We should look for the above instantiation at least.

In [10]:
val nsT = bT.map(_.get._2).memoize
val lpT = bT.map(_.get._3).memoize
Out[10]:
nsT: monix.eval.Task[TermState] = Async(<function2>, false, true, true)
lpT: monix.eval.Task[LocalProverStep] = Async(<function2>, false, true, true)
In [11]:
val lwT = nsT.map(_.terms(l))
Out[11]:
lwT: monix.eval.Task[Double] = Map(
  Async(<function2>, false, true, true),
  ammonite.$sess.cmd10$Helper$$Lambda$2868/632564107@65c137e8,
  0
)
In [ ]:
bF.value
In [12]:
nsT.map(_.successes).runToFuture

First result

We see that two of the lemmas have been proved:

  • $m = (m * n) * n$ (Lemma 1)
  • $((m * n) * m) * m = m * n$ (Lemma 4)

Both these are simple instantiations, but they get us started.

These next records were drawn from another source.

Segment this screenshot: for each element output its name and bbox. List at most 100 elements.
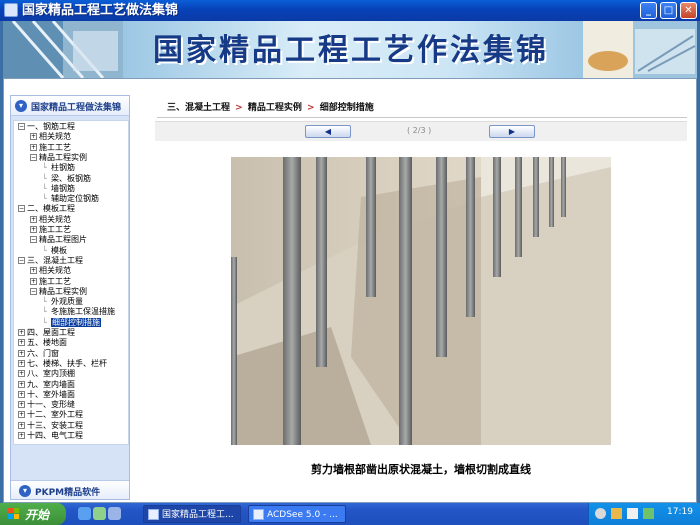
expand-icon[interactable]: + [30, 215, 37, 223]
tree-node[interactable]: + 相关规范 [30, 132, 71, 142]
tree-node[interactable]: + 施工工艺 [30, 225, 71, 235]
tree-node[interactable]: − 一、钢筋工程 [18, 122, 75, 132]
collapse-icon[interactable]: − [30, 153, 37, 161]
tree-node-label: 相关规范 [39, 214, 71, 224]
expand-icon[interactable]: + [18, 380, 25, 388]
minimize-button[interactable]: _ [640, 2, 657, 19]
photo-caption: 剪力墙根部凿出原状混凝土，墙根切割成直线 [311, 463, 531, 476]
tree-node[interactable]: + 八、室内顶棚 [18, 369, 75, 379]
tree-node-label: 八、室内顶棚 [27, 369, 75, 379]
tree-node[interactable]: − 二、模板工程 [18, 204, 75, 214]
tree-node[interactable]: − 精品工程实例 [30, 153, 87, 163]
collapse-icon[interactable]: − [30, 236, 37, 244]
sidebar-footer[interactable]: ▾ PKPM精品软件 [11, 480, 129, 499]
tree-node[interactable]: └ 梁、板钢筋 [42, 174, 91, 184]
expand-icon[interactable]: + [18, 411, 25, 419]
tree-node[interactable]: + 九、室内墙面 [18, 380, 75, 390]
tree-node[interactable]: − 精品工程实例 [30, 287, 87, 297]
image-navigation: ◀ ( 2/3 ) ▶ [155, 121, 687, 141]
tree-node[interactable]: └ 外观质量 [42, 297, 83, 307]
next-button[interactable]: ▶ [489, 125, 535, 138]
maximize-button[interactable]: □ [660, 2, 677, 19]
tree-node-label: 相关规范 [39, 132, 71, 142]
collapse-icon[interactable]: − [30, 287, 37, 295]
tray-security-icon[interactable] [643, 508, 654, 519]
tree-connector: └ [42, 245, 47, 255]
tree-node[interactable]: + 十二、室外工程 [18, 410, 83, 420]
expand-icon[interactable]: + [30, 267, 37, 275]
expand-icon[interactable]: + [30, 133, 37, 141]
expand-icon[interactable]: + [30, 226, 37, 233]
tree-node-label: 外观质量 [51, 297, 83, 307]
navigation-tree[interactable]: − 一、钢筋工程 + 相关规范 + 施工工艺 − 精品工程实例 └ 柱钢筋 └ 梁、板钢筋 └ 墙钢筋 └ 辅… [13, 120, 129, 445]
show-desktop-icon[interactable] [108, 507, 121, 520]
tree-node[interactable]: + 七、楼梯、扶手、栏杆 [18, 359, 107, 369]
volume-icon[interactable] [627, 508, 638, 519]
tree-node[interactable]: └ 冬施施工保温措施 [42, 307, 115, 317]
tree-node[interactable]: + 十四、电气工程 [18, 431, 83, 441]
expand-icon[interactable]: + [18, 359, 25, 367]
tree-node-label: 精品工程图片 [39, 235, 87, 245]
arrow-right-icon: ▶ [508, 127, 516, 136]
breadcrumb-item-examples[interactable]: 精品工程实例 [248, 103, 302, 113]
tree-node[interactable]: └ 辅助定位钢筋 [42, 194, 99, 204]
tree-node-label: 施工工艺 [39, 276, 71, 286]
start-button[interactable]: 开始 [0, 503, 66, 525]
tree-node-label: 五、楼地面 [27, 338, 67, 348]
expand-icon[interactable]: + [18, 421, 25, 429]
collapse-icon[interactable]: − [18, 123, 25, 130]
expand-icon[interactable]: + [18, 390, 25, 398]
tree-node-label: 六、门窗 [27, 348, 59, 358]
tree-node[interactable]: − 三、混凝土工程 [18, 256, 83, 266]
tree-node[interactable]: + 十一、变形缝 [18, 400, 75, 410]
main-area: ▾ 国家精品工程做法集锦 − 一、钢筋工程 + 相关规范 + 施工工艺 − 精品工程实例 └ 柱钢… [3, 78, 697, 503]
tree-node-label: 十、室外墙面 [27, 389, 75, 399]
expand-icon[interactable]: + [18, 339, 25, 347]
tray-network-icon[interactable] [611, 508, 622, 519]
tree-node[interactable]: + 五、楼地面 [18, 338, 67, 348]
tree-node[interactable]: + 四、屋面工程 [18, 328, 75, 338]
task-acdsee[interactable]: ACDSee 5.0 - ... [248, 505, 346, 523]
breadcrumb-item-concrete[interactable]: 三、混凝土工程 [167, 103, 230, 113]
task-gjjp[interactable]: 国家精品工程工... [143, 505, 241, 523]
content-panel: 三、混凝土工程 > 精品工程实例 > 细部控制措施 ◀ ( 2/3 ) ▶ 剪力… [153, 95, 689, 500]
tree-node[interactable]: + 六、门窗 [18, 349, 59, 359]
tree-node-label: 七、楼梯、扶手、栏杆 [27, 358, 107, 368]
tree-node[interactable]: └ 墙钢筋 [42, 184, 75, 194]
tree-node[interactable]: + 十三、安装工程 [18, 421, 83, 431]
task-label: ACDSee 5.0 - ... [267, 510, 338, 520]
sidebar-header[interactable]: ▾ 国家精品工程做法集锦 [11, 96, 129, 116]
tree-node[interactable]: └ 细部控制措施 [42, 317, 101, 328]
tree-node-label: 冬施施工保温措施 [51, 307, 115, 317]
sidebar-header-label: 国家精品工程做法集锦 [31, 103, 122, 113]
tree-node[interactable]: + 相关规范 [30, 215, 71, 225]
divider [157, 117, 687, 118]
expand-icon[interactable]: + [30, 277, 37, 285]
banner: 国家精品工程工艺作法集锦 [3, 21, 697, 78]
expand-icon[interactable]: + [18, 401, 25, 409]
tree-node-label: 柱钢筋 [51, 163, 75, 173]
tree-node[interactable]: + 施工工艺 [30, 143, 71, 153]
expand-icon[interactable]: + [18, 432, 25, 439]
tree-node[interactable]: └ 柱钢筋 [42, 163, 75, 173]
expand-icon[interactable]: + [30, 143, 37, 151]
tree-node[interactable]: + 相关规范 [30, 266, 71, 276]
expand-icon[interactable]: + [18, 329, 25, 336]
expand-icon[interactable]: + [18, 349, 25, 357]
close-button[interactable]: ✕ [680, 2, 697, 19]
browser-icon[interactable] [78, 507, 91, 520]
sidebar: ▾ 国家精品工程做法集锦 − 一、钢筋工程 + 相关规范 + 施工工艺 − 精品工程实例 └ 柱钢… [10, 95, 130, 500]
tree-node-label: 相关规范 [39, 266, 71, 276]
expand-icon[interactable]: + [18, 370, 25, 378]
tree-node-label: 细部控制措施 [51, 317, 101, 327]
title-bar[interactable]: 国家精品工程工艺做法集锦 _ □ ✕ [0, 0, 700, 21]
media-player-icon[interactable] [93, 507, 106, 520]
collapse-icon[interactable]: − [18, 205, 25, 213]
tree-node[interactable]: + 施工工艺 [30, 277, 71, 287]
collapse-icon[interactable]: − [18, 256, 25, 264]
tree-node[interactable]: └ 模板 [42, 246, 67, 256]
previous-button[interactable]: ◀ [305, 125, 351, 138]
tray-app-icon[interactable] [595, 508, 606, 519]
tree-node[interactable]: − 精品工程图片 [30, 235, 87, 245]
tree-node[interactable]: + 十、室外墙面 [18, 390, 75, 400]
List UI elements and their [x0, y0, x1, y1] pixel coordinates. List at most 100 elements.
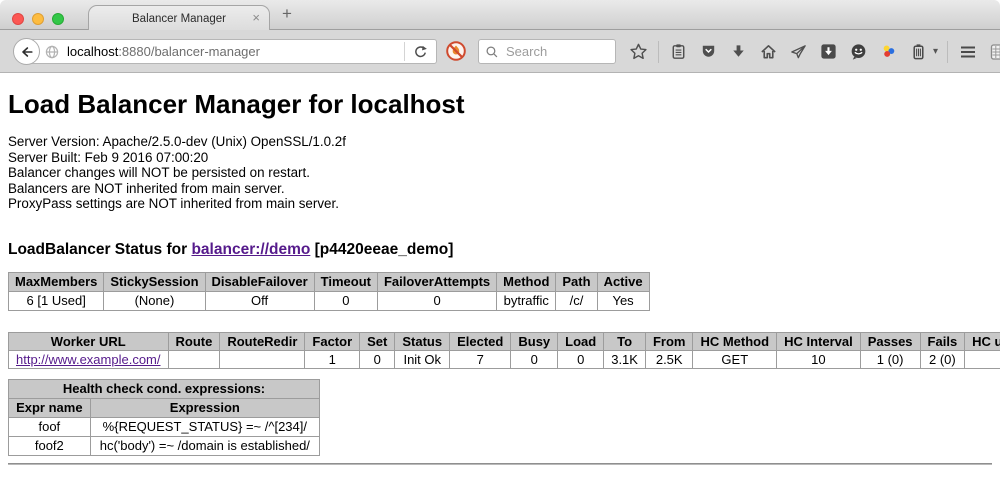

The basic statement missing in Lemma 2. We should look at all the generated lemmas.

In [13]:
val lemmaT = lpT.flatMap(_.lemmas).memoize
Out[13]:
lemmaT: monix.eval.Task[Vector[(Typ[Term], Double)]] = Async(
  <function2>,
  false,
  true,
  true
)
In [14]:
lemmaT.runToFuture

Final remarks: Even less was generated when there were fewer generators, which is expected as we went to 5 steps both times.